An adult is presumed to have the capacity to consent to, or refuse, any medical treatment unless or until that presumption is rebutted.

To demonstrate decision-making capacity, a person will be able to:

  • understand the facts of the situation
  • understand the main choices available
  • weigh up those choices, including benefits and risks
  • make and communicate the decision
  • understand the ramifications of the decision.


The “flip side” of the expectation that patients will provide consent for medical treatment is that there is no obligation on capable adult patients to undergo recommended treatment, even if that decision ultimately results in their death.

A question about capacity may arise when a patient refuses treatment which the treating team believes is in the patient’s best interests. Indeed, it is worth considering in this case whether the issue of Fay’s capacity would have arisen if she had consented to the termination of pregnancy.

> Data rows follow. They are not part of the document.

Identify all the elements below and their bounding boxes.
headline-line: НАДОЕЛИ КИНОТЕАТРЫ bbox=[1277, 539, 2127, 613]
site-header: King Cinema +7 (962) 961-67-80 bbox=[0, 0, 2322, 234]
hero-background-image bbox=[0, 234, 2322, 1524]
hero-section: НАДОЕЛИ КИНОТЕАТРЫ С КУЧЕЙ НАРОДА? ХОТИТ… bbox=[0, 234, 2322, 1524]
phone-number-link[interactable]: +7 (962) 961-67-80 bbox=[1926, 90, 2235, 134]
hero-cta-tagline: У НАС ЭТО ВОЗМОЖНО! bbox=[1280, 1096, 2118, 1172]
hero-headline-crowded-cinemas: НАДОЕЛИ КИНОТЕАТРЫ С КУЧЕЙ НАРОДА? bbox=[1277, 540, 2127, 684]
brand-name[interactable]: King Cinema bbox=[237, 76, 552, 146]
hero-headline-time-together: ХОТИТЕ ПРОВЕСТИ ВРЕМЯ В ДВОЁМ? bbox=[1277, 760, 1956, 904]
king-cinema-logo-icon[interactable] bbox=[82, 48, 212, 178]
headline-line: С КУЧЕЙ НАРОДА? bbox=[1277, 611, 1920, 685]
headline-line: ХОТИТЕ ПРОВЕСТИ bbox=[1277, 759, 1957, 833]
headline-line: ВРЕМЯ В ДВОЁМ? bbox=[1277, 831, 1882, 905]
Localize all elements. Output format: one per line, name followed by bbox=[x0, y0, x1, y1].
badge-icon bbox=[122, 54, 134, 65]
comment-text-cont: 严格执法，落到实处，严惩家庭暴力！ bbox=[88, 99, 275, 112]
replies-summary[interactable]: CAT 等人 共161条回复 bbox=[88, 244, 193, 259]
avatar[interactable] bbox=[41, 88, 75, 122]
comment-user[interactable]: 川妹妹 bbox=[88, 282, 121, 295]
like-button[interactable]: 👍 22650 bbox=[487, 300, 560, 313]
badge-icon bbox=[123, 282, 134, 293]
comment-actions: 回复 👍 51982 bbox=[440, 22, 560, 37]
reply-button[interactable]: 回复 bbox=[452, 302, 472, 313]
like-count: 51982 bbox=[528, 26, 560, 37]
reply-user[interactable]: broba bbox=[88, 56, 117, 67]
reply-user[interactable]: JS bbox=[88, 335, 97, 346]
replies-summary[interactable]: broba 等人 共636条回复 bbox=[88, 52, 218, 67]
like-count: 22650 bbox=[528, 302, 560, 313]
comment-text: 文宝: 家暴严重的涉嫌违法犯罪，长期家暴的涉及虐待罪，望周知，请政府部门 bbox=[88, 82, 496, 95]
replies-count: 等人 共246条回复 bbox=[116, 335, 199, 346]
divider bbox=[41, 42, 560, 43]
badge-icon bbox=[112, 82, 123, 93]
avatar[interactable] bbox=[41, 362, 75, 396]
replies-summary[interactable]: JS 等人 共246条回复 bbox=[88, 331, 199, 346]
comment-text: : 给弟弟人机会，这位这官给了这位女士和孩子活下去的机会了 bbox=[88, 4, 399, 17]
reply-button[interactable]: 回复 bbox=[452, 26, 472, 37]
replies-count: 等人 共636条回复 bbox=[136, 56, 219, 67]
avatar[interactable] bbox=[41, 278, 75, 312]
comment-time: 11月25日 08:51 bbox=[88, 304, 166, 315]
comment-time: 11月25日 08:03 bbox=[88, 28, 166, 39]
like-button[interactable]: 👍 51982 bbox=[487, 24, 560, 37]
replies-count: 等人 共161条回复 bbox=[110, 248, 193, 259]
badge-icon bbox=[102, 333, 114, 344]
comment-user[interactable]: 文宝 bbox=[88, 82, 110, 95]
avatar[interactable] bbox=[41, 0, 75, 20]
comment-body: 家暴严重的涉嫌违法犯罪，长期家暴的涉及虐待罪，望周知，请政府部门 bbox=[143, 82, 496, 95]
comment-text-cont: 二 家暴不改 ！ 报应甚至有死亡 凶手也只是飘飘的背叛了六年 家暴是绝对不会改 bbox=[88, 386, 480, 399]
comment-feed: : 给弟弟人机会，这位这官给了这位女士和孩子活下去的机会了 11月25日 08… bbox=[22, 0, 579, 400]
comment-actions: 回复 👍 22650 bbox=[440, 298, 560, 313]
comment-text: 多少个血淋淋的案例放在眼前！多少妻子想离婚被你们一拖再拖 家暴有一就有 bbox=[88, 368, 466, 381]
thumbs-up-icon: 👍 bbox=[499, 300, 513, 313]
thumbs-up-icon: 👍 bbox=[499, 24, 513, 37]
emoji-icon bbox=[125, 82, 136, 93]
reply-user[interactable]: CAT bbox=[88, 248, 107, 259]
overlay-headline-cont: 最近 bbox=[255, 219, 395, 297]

Some commentators have suggested that the capacity to refuse a particular treatment may differ from that needed to consent to it, particularly where refusal involves a high risk and a low benefit, but the risks of treatment are low with a high probability of benefit.3

For more information on how to assess capacity, see the medico-legal pull-out feature “Assessment of Capacity” in MDA National’s Defence Update Spring/Summer 2015 (pages 9-12). 

Dr Sara Bird
Manager, Medico-legal and Advisory Services
MDA National


  1. The parens patriae jurisdiction is protective in nature and requires the Court to act in the manner of a wise, affectionate and careful parent for the welfare of those persons who cannot look after themselves.
  2. Application of a Local Health District: Re a Patient Fay [2016] NSWSC 624.
  3. Collier B, Coyne C, Sullivan K. Mental Capacity: Powers of Attorney and Advance Health Directives. Sydney: The Federation Press, 2005.